Comme si l’échappée vers la littérature dite fantastique et l’imagination signalait à la fois l’absence de réalité de cette cérémonie et marquait en même temps la haute valeur symbolique de cet événement dans la poésie. Comme ce sera le cas pour des Esseintes dans A Rebours[74], l’artificialité de l’imitation de la nature dans la nature a ceci de supérieur à la nature et donc de formidable aux yeux du décadent qu’elle signifie l’art. La déréalisation de l’espace symbolique de la cathédrale de Reims participe ainsi, à travers la référence au rêve, à une entreprise de désémantisation/resémantisation de l’événement. Autrement dit, trop de symbolique tue le symbolique[75] et c’est finalement la royauté dans l’art qui retrouve un sens que perd l’art au service du roi. Car le personnage du roi est ici vidé de son sens puisqu’il n’est qu’un ornement. Dans ce déplacement du symbolique, on comprendra alors autrement le sens de ces trois vers :

La Royauté, long-temps veuve de ses couronnes,

De la chaîne d’airain qui lie au ciel les trônes,

A retrouvé l’anneau perdu[76].  

La transfiguration du poète s’opère donc dans l’autonomisation du récit poétique d’un autre sacre. La royauté devient alors une notion complexe que l’écriture réfléchit en même temps qu’elle souligne la perte de repères dans l’histoire et par là même constitue la recherche du moi. Si le royalisme de Hugo en 1825 ne fait pas vraiment de doute, on peut dire que sa nature, en revanche, s’inscrit dans un processus d’évolution ressortissant à la nature des rapports que le sujet lyrique entretient avec le monde et l’histoire. La métaphore christique et biblique qui définissait officiellement les membres de la famille royale restaurée vers 1822 ne mettra pas longtemps à se déplacer totalement.

 

 

Voyager…

 

En conclusion, nous aimerions nous pencher sur l’été 1825 qui sépare la parution de l’ode du sacre, chez Ladvocat le 18 juin,  du moment de la composition de « La Ronde du Sabbat » en octobre et qui pourrait bien s’inscrire dans cette évolution en tant que moment d’émancipation au propre comme au figuré. Jean-Bertrand Barrère a déjà montré l’importance du voyage dans l’imaginaire hugolien et, sur ce point de l’été 1825, le rôle que Nodier joua n’est pas indifférent[77]. Comme si ce voyage dans les Alpes avait, dans son mouvement même, tout à la fois entraîné l’émergence d’une conscience historique autre – fondamentalement littéraire et romantique – et nourri un imaginaire qui, jusque là, n’avait pas cette profondeur que la réversibilité vertigineuse des choses peut faire apparaître. Qu’on relise les Fragments d’un voyage aux Alpes pour s’en convaincre :

Devant nous, au fond du noir précipice, on voyait blanchir l’Arve à une profondeur si prodigieuse que son mugissement terrible ne nous arrivait plus que comme un murmure. En ce moment le nuage se déchira au-dessus de nous, et cette crevasse nous découvrit, au lieu de ciel, un chalet, un pré vert et quelques chèvres imperceptibles qui paissaient plus haut que les nuées. Je n’ai jamais éprouvé rien de si singulier. A nos pieds, on eût dit un fleuve de l’enfer ; sur nos têtes, une île du paradis.

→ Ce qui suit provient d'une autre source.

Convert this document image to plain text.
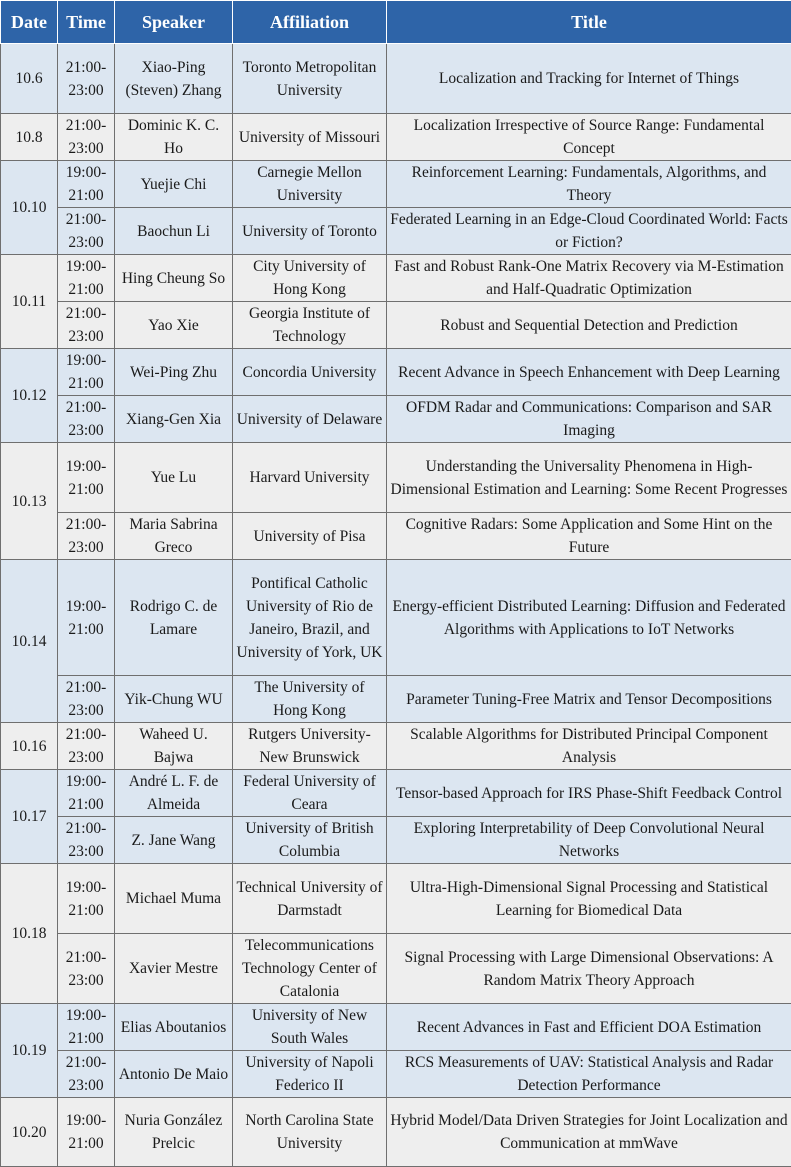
Date	Time	Speaker	Affiliation	Title
10.6	21:00-23:00	Xiao-Ping (Steven) Zhang	Toronto Metropolitan University	Localization and Tracking for Internet of Things
10.8	21:00-23:00	Dominic K. C. Ho	University of Missouri	Localization Irrespective of Source Range: Fundamental Concept
10.10	19:00-21:00	Yuejie Chi	Carnegie Mellon University	Reinforcement Learning: Fundamentals, Algorithms, and Theory
	21:00-23:00	Baochun Li	University of Toronto	Federated Learning in an Edge-Cloud Coordinated World: Facts or Fiction?
10.11	19:00-21:00	Hing Cheung So	City University of Hong Kong	Fast and Robust Rank-One Matrix Recovery via M-Estimation and Half-Quadratic Optimization
	21:00-23:00	Yao Xie	Georgia Institute of Technology	Robust and Sequential Detection and Prediction
10.12	19:00-21:00	Wei-Ping Zhu	Concordia University	Recent Advance in Speech Enhancement with Deep Learning
	21:00-23:00	Xiang-Gen Xia	University of Delaware	OFDM Radar and Communications: Comparison and SAR Imaging
10.13	19:00-21:00	Yue Lu	Harvard University	Understanding the Universality Phenomena in High-Dimensional Estimation and Learning: Some Recent Progresses
	21:00-23:00	Maria Sabrina Greco	University of Pisa	Cognitive Radars: Some Application and Some Hint on the Future
10.14	19:00-21:00	Rodrigo C. de Lamare	Pontifical Catholic University of Rio de Janeiro, Brazil, and University of York, UK	Energy-efficient Distributed Learning: Diffusion and Federated Algorithms with Applications to IoT Networks
	21:00-23:00	Yik-Chung WU	The University of Hong Kong	Parameter Tuning-Free Matrix and Tensor Decompositions
10.16	21:00-23:00	Waheed U. Bajwa	Rutgers University-New Brunswick	Scalable Algorithms for Distributed Principal Component Analysis
10.17	19:00-21:00	André L. F. de Almeida	Federal University of Ceara	Tensor-based Approach for IRS Phase-Shift Feedback Control
	21:00-23:00	Z. Jane Wang	University of British Columbia	Exploring Interpretability of Deep Convolutional Neural Networks
10.18	19:00-21:00	Michael Muma	Technical University of Darmstadt	Ultra-High-Dimensional Signal Processing and Statistical Learning for Biomedical Data
	21:00-23:00	Xavier Mestre	Telecommunications Technology Center of Catalonia	Signal Processing with Large Dimensional Observations: A Random Matrix Theory Approach
10.19	19:00-21:00	Elias Aboutanios	University of New South Wales	Recent Advances in Fast and Efficient DOA Estimation
	21:00-23:00	Antonio De Maio	University of Napoli Federico II	RCS Measurements of UAV: Statistical Analysis and Radar Detection Performance
10.20	19:00-21:00	Nuria González Prelcic	North Carolina State University	Hybrid Model/Data Driven Strategies for Joint Localization and Communication at mmWave
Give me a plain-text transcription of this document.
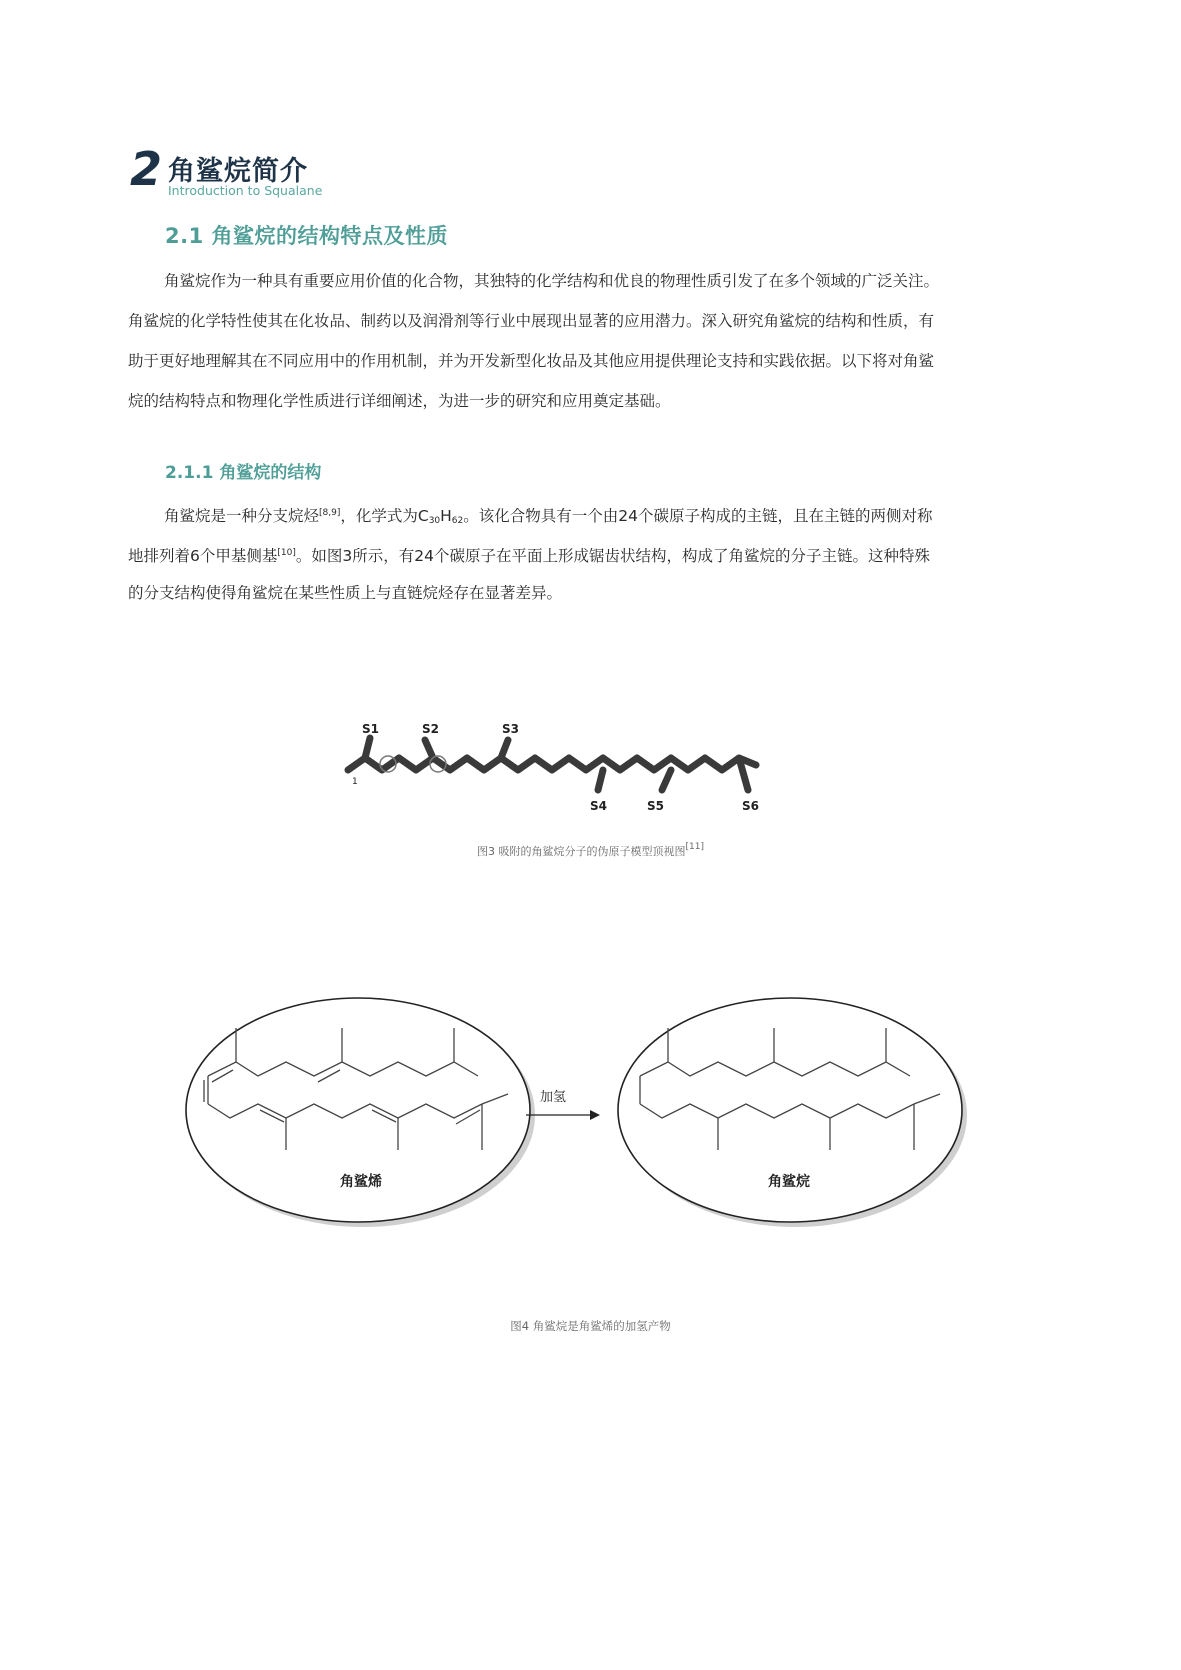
2 角鲨烷简介
Introduction to Squalane
2.1 角鲨烷的结构特点及性质
角鲨烷作为一种具有重要应用价值的化合物，其独特的化学结构和优良的物理性质引发了在多个领域的广泛关注。
角鲨烷的化学特性使其在化妆品、制药以及润滑剂等行业中展现出显著的应用潜力。深入研究角鲨烷的结构和性质，有
助于更好地理解其在不同应用中的作用机制，并为开发新型化妆品及其他应用提供理论支持和实践依据。以下将对角鲨
烷的结构特点和物理化学性质进行详细阐述，为进一步的研究和应用奠定基础。
2.1.1 角鲨烷的结构
角鲨烷是一种分支烷烃[8,9]，化学式为$C_{30}H_{62}$。该化合物具有一个由24个碳原子构成的主链，且在主链的两侧对称
地排列着6个甲基侧基[10]。如图3所示，有24个碳原子在平面上形成锯齿状结构，构成了角鲨烷的分子主链。这种特殊
的分支结构使得角鲨烷在某些性质上与直链烷烃存在显著差异。
S1	S2	S3
S4	S5	S6
1
图3 吸附的角鲨烷分子的伪原子模型顶视图[11]
加氢
角鲨烯	角鲨烷
图4 角鲨烷是角鲨烯的加氢产物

Il est inutile de peindre cette impression à ceux qui ne l’ont pas sentie ; elle tenait à la fois du rêve et du vertige.[78]

Un peu plus haut, le poète voyageur considérait son époque à l’aune des mystères des « Montagnes Maudites », et ces considérations nous ramènent à la valeur et au lieu de la poésie :

Aujourd’hui, dans ce même lieu, des voyageurs élégants, des femmes parées descendent de leurs chars à bancs sur une route assez bien nivelée. De petits garçons déguenillés accourent avec un long porte-voix. Ils en tirent des sons aigus qui ressemblent encore à l’ancienne adjuration du chasseur. Une voix des montagnes les répète encore distinctement sur un ton plus faible et plus lointain. Et puis, si vous demandez à ces enfants : qu’est cela ? ils vous répondent : c’est l’écho, et tendent la main. – Où est la poésie ?[79]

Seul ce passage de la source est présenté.